Still, I think the biggest hurdle here is going to be ensuring that any design principles you come up with don’t also require developers to design dungeons around the mode rather than allowing them to design the dungeon and then adapt the mode to suit the dungeon. Some variety is also important, so not requiring dungeons tailored to the mode reduces the devtime cost and makes the mode more attractive to developers and accountants.

Let me know if I missed anything!

Alright, got me there. I feel like soft enrages do have a point, so you’re not in combat fighting the boss forever and force a win through attrition if he can’t kill you (although upon typing it I think it’d be funny to see).

Being chased by Arthas was a special thing, that Halls of Reflection dungeon didn’t really have anything else like it. Deathwall HoR dungeon was cool, but I honestly remember players not liking it very much, still to this day it’s avoided in Timewalking. Though this is probably just due to the room beforehand, the one where you have to LoS and some players just can’t be bothered.

I guess in sparse amounts it’s alright, gives variety to the player between kill and fetch quests, I’d be like “oh crap” for the one that has a timer on it.

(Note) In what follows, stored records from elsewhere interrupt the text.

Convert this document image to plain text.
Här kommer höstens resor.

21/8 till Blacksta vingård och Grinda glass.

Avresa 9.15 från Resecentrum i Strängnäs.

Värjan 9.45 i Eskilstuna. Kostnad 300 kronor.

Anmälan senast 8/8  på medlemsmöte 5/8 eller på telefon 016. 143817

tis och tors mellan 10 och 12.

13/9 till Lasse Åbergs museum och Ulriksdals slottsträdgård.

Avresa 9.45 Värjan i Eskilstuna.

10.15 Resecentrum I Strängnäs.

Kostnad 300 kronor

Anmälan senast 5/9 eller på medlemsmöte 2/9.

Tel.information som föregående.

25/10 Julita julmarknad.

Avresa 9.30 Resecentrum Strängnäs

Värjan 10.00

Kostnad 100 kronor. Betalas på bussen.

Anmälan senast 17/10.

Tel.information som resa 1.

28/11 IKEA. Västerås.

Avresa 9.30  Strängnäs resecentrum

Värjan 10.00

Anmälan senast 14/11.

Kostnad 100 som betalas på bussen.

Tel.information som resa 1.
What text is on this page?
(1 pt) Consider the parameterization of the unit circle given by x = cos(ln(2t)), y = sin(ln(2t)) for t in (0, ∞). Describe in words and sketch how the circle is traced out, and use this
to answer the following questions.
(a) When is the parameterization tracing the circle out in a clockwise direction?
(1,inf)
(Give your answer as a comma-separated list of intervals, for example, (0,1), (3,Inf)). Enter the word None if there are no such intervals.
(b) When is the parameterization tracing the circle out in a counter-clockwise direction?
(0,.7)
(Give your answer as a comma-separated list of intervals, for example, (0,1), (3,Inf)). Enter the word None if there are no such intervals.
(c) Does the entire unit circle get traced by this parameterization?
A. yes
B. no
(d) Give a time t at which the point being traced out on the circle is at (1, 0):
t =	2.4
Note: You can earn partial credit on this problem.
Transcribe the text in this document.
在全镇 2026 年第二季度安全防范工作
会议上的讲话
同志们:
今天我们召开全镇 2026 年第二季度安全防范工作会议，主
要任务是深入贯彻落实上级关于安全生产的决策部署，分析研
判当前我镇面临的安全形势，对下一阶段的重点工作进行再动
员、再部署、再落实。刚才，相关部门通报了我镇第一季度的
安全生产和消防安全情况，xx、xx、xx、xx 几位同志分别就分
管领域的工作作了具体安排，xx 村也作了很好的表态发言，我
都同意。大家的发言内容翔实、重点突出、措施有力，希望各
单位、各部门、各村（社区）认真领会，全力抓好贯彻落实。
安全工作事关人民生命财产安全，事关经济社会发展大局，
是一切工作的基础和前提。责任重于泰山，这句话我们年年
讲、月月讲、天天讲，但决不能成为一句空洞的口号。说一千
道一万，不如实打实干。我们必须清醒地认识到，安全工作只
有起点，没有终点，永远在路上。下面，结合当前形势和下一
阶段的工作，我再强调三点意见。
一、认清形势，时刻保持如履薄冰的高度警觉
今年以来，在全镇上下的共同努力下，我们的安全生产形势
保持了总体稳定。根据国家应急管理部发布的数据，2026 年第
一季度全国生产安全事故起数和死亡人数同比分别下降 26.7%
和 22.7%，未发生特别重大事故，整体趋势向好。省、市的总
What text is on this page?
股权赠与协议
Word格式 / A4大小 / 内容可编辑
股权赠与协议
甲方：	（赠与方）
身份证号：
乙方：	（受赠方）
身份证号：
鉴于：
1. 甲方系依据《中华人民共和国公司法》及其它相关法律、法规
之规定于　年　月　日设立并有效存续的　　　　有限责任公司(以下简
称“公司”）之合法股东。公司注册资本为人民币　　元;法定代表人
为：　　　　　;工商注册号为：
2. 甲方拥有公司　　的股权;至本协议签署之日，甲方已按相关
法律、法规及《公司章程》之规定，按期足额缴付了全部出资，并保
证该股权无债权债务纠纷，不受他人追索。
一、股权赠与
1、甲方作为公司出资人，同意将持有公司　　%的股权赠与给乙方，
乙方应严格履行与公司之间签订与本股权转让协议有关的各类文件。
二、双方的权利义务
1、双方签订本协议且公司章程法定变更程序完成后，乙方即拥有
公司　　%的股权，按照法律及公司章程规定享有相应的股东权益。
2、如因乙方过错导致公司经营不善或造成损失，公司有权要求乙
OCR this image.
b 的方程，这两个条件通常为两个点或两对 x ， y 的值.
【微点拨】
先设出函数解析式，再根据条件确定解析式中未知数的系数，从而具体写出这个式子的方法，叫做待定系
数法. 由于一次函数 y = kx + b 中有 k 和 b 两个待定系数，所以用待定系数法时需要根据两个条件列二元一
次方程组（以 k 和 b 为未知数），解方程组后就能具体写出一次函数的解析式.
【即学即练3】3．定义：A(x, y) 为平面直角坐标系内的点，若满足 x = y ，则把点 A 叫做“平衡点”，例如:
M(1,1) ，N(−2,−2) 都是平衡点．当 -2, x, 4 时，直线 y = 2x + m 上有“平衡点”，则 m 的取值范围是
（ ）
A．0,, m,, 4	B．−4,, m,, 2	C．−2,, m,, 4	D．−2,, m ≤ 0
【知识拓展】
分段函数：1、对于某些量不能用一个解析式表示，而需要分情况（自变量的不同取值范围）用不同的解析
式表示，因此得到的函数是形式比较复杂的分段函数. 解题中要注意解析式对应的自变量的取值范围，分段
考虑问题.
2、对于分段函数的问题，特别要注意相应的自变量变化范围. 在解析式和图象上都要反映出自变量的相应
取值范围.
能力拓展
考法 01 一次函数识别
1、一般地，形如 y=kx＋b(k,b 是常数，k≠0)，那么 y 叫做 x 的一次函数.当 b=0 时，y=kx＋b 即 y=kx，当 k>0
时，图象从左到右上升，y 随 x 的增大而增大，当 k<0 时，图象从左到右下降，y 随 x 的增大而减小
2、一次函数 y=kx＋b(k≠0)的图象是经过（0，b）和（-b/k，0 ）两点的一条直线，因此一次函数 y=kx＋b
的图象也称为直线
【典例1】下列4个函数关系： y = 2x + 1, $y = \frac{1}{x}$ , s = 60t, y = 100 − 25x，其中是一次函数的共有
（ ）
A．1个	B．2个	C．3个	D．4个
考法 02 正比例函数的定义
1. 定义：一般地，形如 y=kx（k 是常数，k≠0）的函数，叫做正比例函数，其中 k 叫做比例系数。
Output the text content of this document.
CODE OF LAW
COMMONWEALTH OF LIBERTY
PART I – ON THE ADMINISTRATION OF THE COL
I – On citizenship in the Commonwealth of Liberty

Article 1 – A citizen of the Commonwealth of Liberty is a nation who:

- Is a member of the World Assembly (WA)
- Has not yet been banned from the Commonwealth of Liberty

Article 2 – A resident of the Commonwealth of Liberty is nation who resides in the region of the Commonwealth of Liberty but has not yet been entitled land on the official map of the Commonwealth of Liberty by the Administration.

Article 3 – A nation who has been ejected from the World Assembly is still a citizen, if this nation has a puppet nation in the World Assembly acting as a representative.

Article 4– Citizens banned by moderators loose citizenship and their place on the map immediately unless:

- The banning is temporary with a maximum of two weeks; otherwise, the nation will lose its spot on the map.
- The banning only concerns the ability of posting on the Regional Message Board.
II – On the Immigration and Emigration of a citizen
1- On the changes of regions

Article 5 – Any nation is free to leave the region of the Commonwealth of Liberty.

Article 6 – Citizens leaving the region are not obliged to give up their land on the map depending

Timers were far and few though, I’d argue the Baron timer was more of a Hardmode in and of itself, if you fail it just becomes a normal dungeon run.

You do if you want to get invited into groups. WoW is an MMO. Timing is what everyone is forced to do.

In the same way Covenant abilities are forcing players to play the Covenant they don’t want is the same way Raiderio forces players into playing within times. You can’t say “it’s optional” because that’s like saying playing a bad spec is ok.

NO one is saying technically you can’t. We get that.

The whole point is to change the community. So that timers are gone and don’t go on records. Blizzard IN GAME tracks your times so therefore it’s not just a “psychological” timer. It’s something forced on the playerbase.

I have done heaps of keys over time, even have a couple of 2 hour runs, I still get invited to groups.